Iraqi soldiers kill 5 Sunni protesters
BAGHDAD — Iraqi troops opened fire on stone-throwing Sunni demonstrators in the country's restive west on Friday, leading to the deaths of at least five protesters — the first fatalities in more than a month of anti-government rallies. Two soldiers were killed, apparently in retaliation.
The violence is likely to exacerbate tensions between the Shiite-led government and minority Sunnis angry over perceived second-class treatment and what they see as unfair policies targeting their sect.
Hours after the shooting, police said gunmen attacked an army checkpoint, killing the soldiers, in apparent payback for the earlier bloodshed. At least one army vehicle was set ablaze, and dozens of civilian gunmen were seen roaming the streets before local authorities imposed a curfew in the city.
The protest was part of a wave of rallies that first erupted in Anbar province last month after the arrests of bodyguards assigned to Sunni Finance Minister Rafia al-Issawi, who hails from the area. The protesters are demanding the release of detainees and the cancellation of a tough counter-terrorism law and other policies they believe overwhelmingly target Sunnis.

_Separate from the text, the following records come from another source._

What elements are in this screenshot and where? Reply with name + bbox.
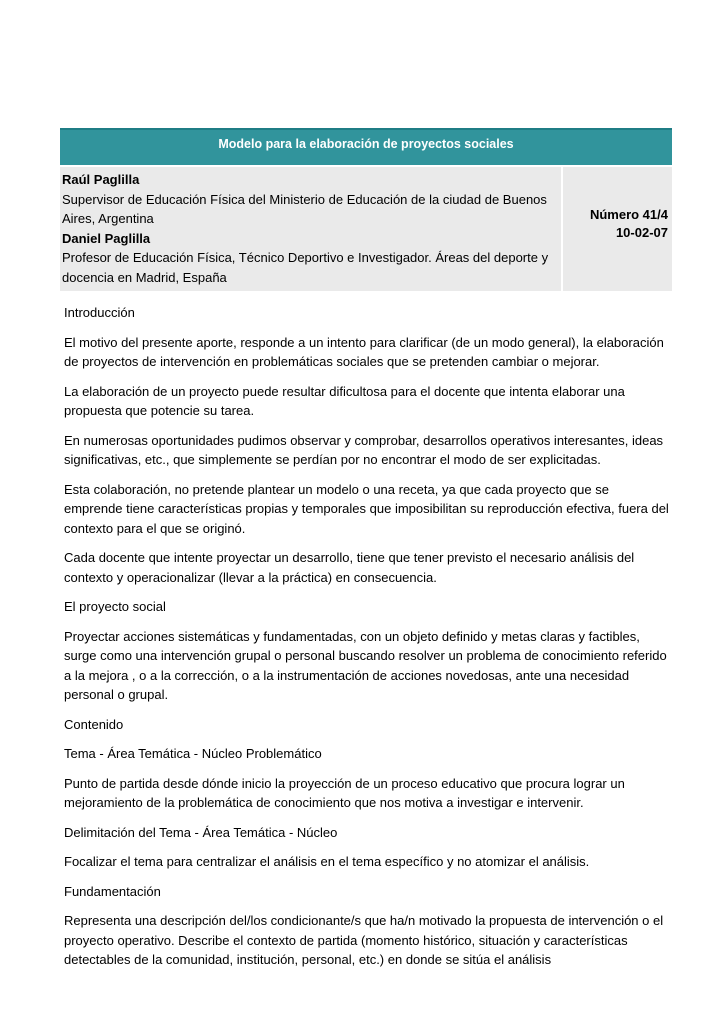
article-body <box>64 303 670 980</box>
paragraph: Focalizar el tema para centralizar el análisis en el tema específico y no atomizar el análisis. <box>64 854 590 869</box>
section-heading-fundamentacion: Fundamentación <box>64 883 161 899</box>
issue-number: Número 41/4 <box>589 207 668 222</box>
section-heading-tema: Tema - Área Temática - Núcleo Problemático <box>64 746 322 761</box>
author-info-row <box>60 165 672 291</box>
section-heading-delimitacion: Delimitación del Tema - Área Temática - Núcleo <box>64 824 338 840</box>
paragraph: Representa una descripción del/los condicionante/s que ha/n motivado la propuesta de intervención o el proyecto operativo. Describe el contexto de partida (momento histórico, situación y características detectables de la comunidad, institución, personal, etc.) en donde se sitúa el análisis <box>64 913 664 967</box>
section-heading-contenido: Contenido <box>64 716 124 732</box>
author-info <box>60 167 563 291</box>
issue-info <box>563 167 672 291</box>
article-title: Modelo para la elaboración de proyectos sociales <box>60 128 672 165</box>
issue-date: 10-02-07 <box>615 225 668 240</box>
author-name-2: Daniel Paglilla <box>62 230 151 246</box>
paragraph: Esta colaboración, no pretende plantear un modelo o una receta, ya que cada proyecto que se emprende tiene características propias y temporales que imposibilitan su reproducción efectiva, fuera del contexto para el que se originó. <box>64 481 669 536</box>
paragraph: El motivo del presente aporte, responde a un intento para clarificar (de un modo general), la elaboración de proyectos de intervención en problemáticas sociales que se pretenden cambiar o mejorar. <box>64 334 664 369</box>
paragraph: Proyectar acciones sistemáticas y fundamentadas, con un objeto definido y metas claras y factibles, surge como una intervención grupal o personal buscando resolver un problema de conocimiento referido a la mejora , o a la corrección, o a la instrumentación de acciones novedosas, ante una necesidad personal o grupal. <box>64 628 667 702</box>
author-name-1: Raúl Paglilla <box>62 172 140 187</box>
paragraph: Punto de partida desde dónde inicio la proyección de un proceso educativo que procura lograr un mejoramiento de la problemática de conocimiento que nos motiva a investigar e intervenir. <box>64 775 625 810</box>
section-heading-proyecto-social: El proyecto social <box>64 599 166 614</box>
article-header <box>60 128 672 291</box>
paragraph: Cada docente que intente proyectar un desarrollo, tiene que tener previsto el necesario análisis del contexto y operacionalizar (llevar a la práctica) en consecuencia. <box>64 550 635 585</box>
section-heading-introduction: Introducción <box>64 305 135 320</box>
author-role-1: Supervisor de Educación Física del Ministerio de Educación de la ciudad de Buenos Aires, Argentina <box>62 191 547 226</box>
paragraph: La elaboración de un proyecto puede resultar dificultosa para el docente que intenta elaborar una propuesta que potencie su tarea. <box>64 383 625 418</box>
author-role-2: Profesor de Educación Física, Técnico Deportivo e Investigador. Áreas del deporte y docencia en Madrid, España <box>62 250 549 285</box>
paragraph: En numerosas oportunidades pudimos observar y comprobar, desarrollos operativos interesantes, ideas significativas, etc., que simplemente se perdían por no encontrar el modo de ser explicitadas. <box>64 432 664 467</box>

Many link their cause with the broader Arab Spring and are calling for the downfall of the government altogether.
Prime Minister Nouri al-Maliki's government has done little to crack down on the protests and has released hundreds of detainees in a concession to the protesters' demands. But he has also criticized some in their ranks for seeking to undermine the democratic process and exacerbate the country's sectarian divisions.